Former Sen. Rodríguez, nominated by President Biden to become assistant secretary for employment and training at the Department of Labor, lost the election by a handful of votes to a neophyte Republican who embarrassed herself several times during culture-war debates last legislative season.
In other words, the voters of Miami’s Senate District 37 — confused by a barrage of FPL-funded ads delivered via Matrix — lost a capable senator and are now represented by a person who can hardly verbalize coherent thoughts.
Voters, you were fooled by FPL as much as you were by the Republican
Party behind him.
SURVEILLANCE OF JOURNALISTS
Another FPL-funded tactic is to launch underhanded attacks against reporters investigating its operational shenanigans and influence peddling.
The company launched a website dedicated to attacking the Miami Herald’s respected Tallahassee bureau chief Mary Ellen Klas and accusing her of “anti-utility bias” for doing her job exceptionally well. And it took over a Florida news site, The Capitolist, and used it to discredit critics.
Most famously, while working for FPL, Pitts had employees follow and photograph the private life of Times-Union metro columnist Nate Monroe, whose investigative work doomed the privatization of community-owned Jacksonville electric provider, JEA — and exposed the corruption behind the attempted sale.
FPL denied ordering the “hit,” but Pitts emailed the surveillance report on Monroe to FPL’s vice president of state legislative affairs in October 2019. It included a photo of the journalist and his then-girlfriend, now wife and mother of his child, walking their dog on Neptune Beach.
FPL’S DARK MONEY
FPL, through Pitts and the firm he worked for, sought to destroy people FPL viewed as enemies. Dogged reporting has brought into the limelight the role dark money plays in Florida government.
Like any other industry or registered individual, FPL has the right to lobby lawmakers seeking favorable decisions. And it has the right to fund — legally — political office-seekers.
But it doesn’t have the right to thwart fair elections, as it has done through its consultants, by pouring millions secretly into political races since 2018, as the paper trail shows.

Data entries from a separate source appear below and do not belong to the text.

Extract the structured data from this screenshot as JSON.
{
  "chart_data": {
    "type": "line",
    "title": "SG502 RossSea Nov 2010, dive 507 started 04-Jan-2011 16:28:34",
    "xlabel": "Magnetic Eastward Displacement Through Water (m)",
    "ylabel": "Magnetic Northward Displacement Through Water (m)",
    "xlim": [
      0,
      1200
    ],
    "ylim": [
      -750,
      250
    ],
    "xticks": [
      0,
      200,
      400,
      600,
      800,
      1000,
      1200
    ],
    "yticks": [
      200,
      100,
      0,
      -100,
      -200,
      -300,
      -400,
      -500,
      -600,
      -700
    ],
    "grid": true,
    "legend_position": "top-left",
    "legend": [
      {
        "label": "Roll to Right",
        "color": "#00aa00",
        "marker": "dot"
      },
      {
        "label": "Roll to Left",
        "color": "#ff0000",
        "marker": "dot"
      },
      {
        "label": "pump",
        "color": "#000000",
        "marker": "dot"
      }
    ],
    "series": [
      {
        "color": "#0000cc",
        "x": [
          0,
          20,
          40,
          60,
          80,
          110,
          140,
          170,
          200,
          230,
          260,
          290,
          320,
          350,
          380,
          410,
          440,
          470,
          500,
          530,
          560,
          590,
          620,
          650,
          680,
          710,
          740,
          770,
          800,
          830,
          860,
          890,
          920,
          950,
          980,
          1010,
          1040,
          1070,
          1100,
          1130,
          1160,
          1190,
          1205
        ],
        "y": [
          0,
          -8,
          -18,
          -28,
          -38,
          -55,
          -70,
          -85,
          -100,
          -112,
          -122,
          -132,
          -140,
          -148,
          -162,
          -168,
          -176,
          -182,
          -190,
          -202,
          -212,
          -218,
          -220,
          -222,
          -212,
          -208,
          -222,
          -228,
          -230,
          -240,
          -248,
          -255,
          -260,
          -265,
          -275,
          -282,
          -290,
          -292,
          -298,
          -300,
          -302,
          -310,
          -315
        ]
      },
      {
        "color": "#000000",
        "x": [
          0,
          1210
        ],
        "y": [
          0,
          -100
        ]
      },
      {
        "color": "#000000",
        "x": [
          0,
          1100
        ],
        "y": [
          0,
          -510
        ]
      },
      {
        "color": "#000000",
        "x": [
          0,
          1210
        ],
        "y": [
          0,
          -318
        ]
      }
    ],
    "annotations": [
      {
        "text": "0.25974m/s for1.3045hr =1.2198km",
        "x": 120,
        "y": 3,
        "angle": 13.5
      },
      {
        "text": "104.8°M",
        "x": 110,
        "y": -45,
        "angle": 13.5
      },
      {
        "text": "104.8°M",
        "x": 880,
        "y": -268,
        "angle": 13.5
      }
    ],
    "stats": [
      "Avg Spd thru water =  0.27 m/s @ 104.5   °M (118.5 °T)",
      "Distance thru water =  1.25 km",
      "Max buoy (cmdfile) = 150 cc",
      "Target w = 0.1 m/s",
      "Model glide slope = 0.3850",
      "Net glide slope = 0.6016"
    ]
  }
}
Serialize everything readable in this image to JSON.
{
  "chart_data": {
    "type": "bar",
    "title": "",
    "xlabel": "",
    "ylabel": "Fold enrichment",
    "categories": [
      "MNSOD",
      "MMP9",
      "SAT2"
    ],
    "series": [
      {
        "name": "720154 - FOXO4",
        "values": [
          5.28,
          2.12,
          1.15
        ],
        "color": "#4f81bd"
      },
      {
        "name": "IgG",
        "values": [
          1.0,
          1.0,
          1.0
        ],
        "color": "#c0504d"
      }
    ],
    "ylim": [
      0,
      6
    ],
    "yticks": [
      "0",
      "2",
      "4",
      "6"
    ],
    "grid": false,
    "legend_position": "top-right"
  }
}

So thanks to FPL’s delinquent politics, paying the light bill is now more nauseating than ever.
Here’s the only way to stop the scoundrels: Vote armed with information about candidates, and ask questions about where they stand on solar power. FPL wants to constrict the state’s growing rooftop solar industry.
Vote for competition, not to perpetuate a monopoly with unbridled power to pocket $1 billion in tax cuts — and raise our rates with the blessing of Florida’s Public Service Commission.
Competition — and open government elected by the people, not the dollars of a few — is supposed to be the American way.